Расследование по делу об исчезновении Федора Романова затянулось. Ковалев и другие изредка помогавшие ему сотрудники ОГПУ, казалось, использовали все возможности, проверили десятки версий, но результаты оказались неутешительными. А что, если обследовать Гнилой лог, все его болота и темные углы? Ведь не спроста же писалось в той записке о жарком лете, кого-то это тревожит; в засушливое лето непроходимые болота могут стать проходимыми. И потом, что означают эти буквы Г. Л.? Всего вероятнее Гнилой лог. Эта мысль, зародившись однажды, неотступно преследовала Ковалева. Но пока на очереди была важная встреча с дьяконом Ложкиным.
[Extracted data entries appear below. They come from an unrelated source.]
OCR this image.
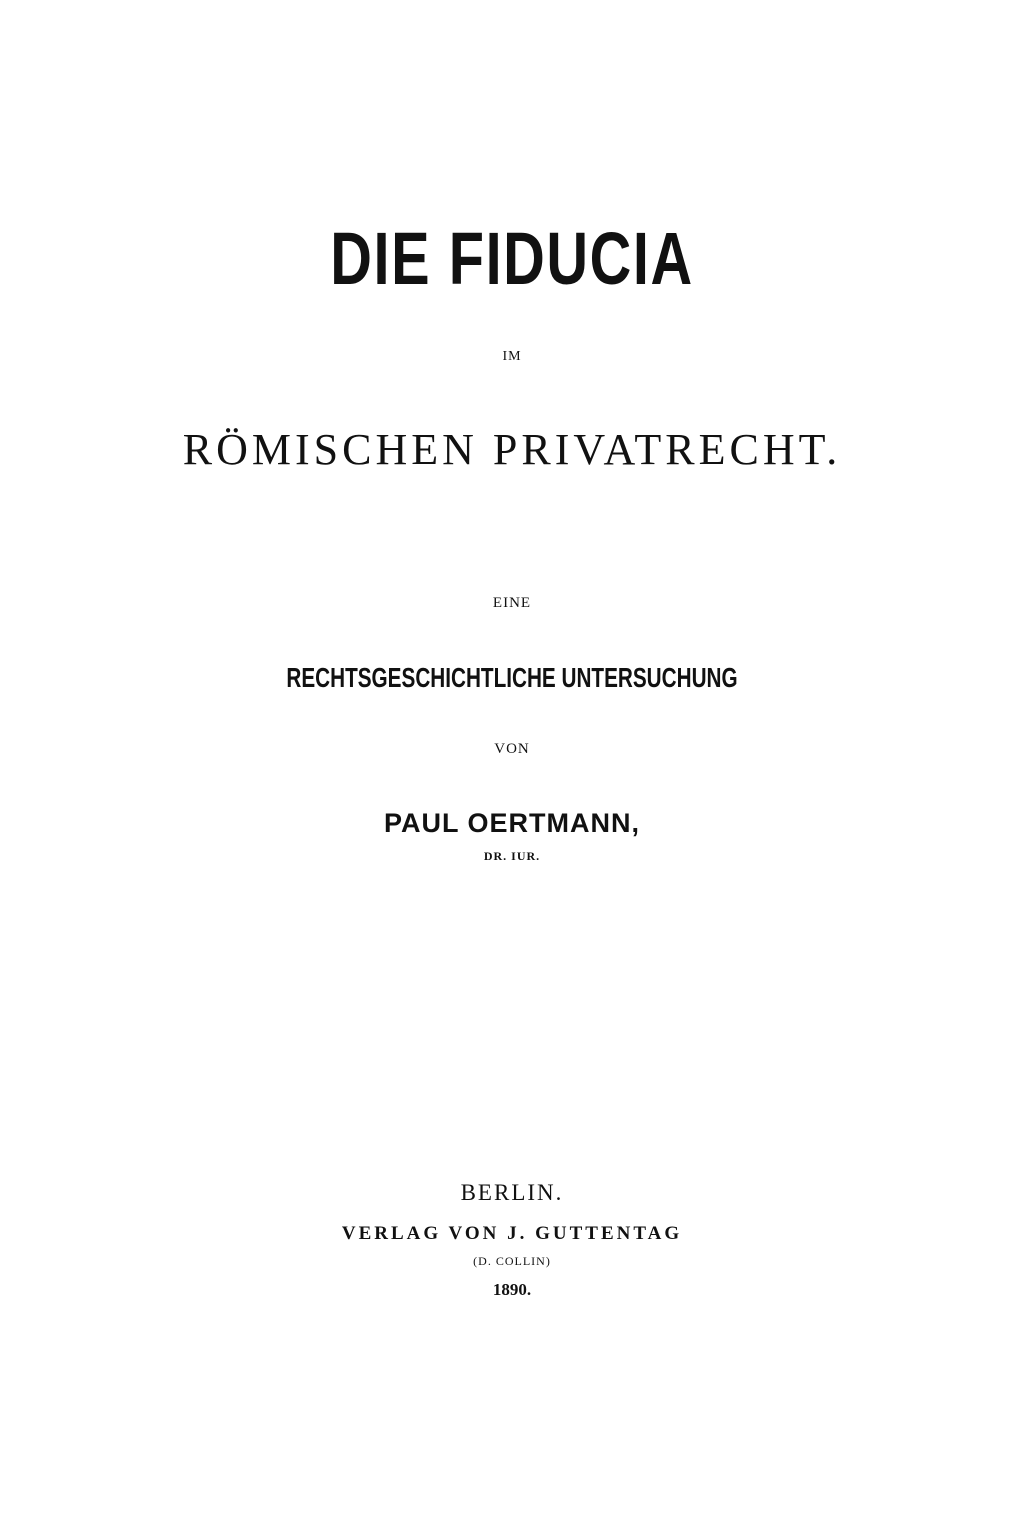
DIE FIDUCIA
IM
RÖMISCHEN PRIVATRECHT.
EINE
RECHTSGESCHICHTLICHE UNTERSUCHUNG
VON
PAUL OERTMANN,
DR. IUR.
BERLIN.
VERLAG VON J. GUTTENTAG
(D. COLLIN)
1890.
— Не кажется ли вам, что ваша дочь Устинья умерла слишком рано? Отчего бы это? — ошеломил он священнослужителя первым же вопросом.
— Не ведаю, мил человек, не ведаю. И не хворала вроде, а сгорела, как свечечка, видно, на то воля божия была.
…Просматривая как-то свежий номер газеты «Ижевская правда», епископ Синезий обратил внимание на небольшую информацию: «За последнее время в колхоз „Красный Октябрь“ вступило пять семейств… Теперь уже каждому становится ясно, что единоличным хозяйствам не выбраться из цепких объятий голода и нужды… Несмотря на запугивание церковнослужителей, в колхоз вступают и верующие, Так, например Устинья Ложкина…»
— Устинья? — Синезий отшвырнул газету. — Родная дочь преданного мне всей душой дьякона — колхозница?! Этого еще не хватало. — На столе епископа лежало письмо одного из священников Никольского собора с отказом чтения проповеди, предложенной Синезием.
Бодрое настроение после хорошего завтрака было испорчено. Епископ, его преосвященство Синезий вызвал экономку.
— Агафья! Дьякона Ложкина ко мне!
Когда дьякон, сопровождаемый экономкой, подъезжал к особняку, расположенному на тихой городской улице, гнев Синезия был на пределе: «Может, и этот норовит увильнуть от меня? Никуда не денется, раб божий, раздавлю как червяка!»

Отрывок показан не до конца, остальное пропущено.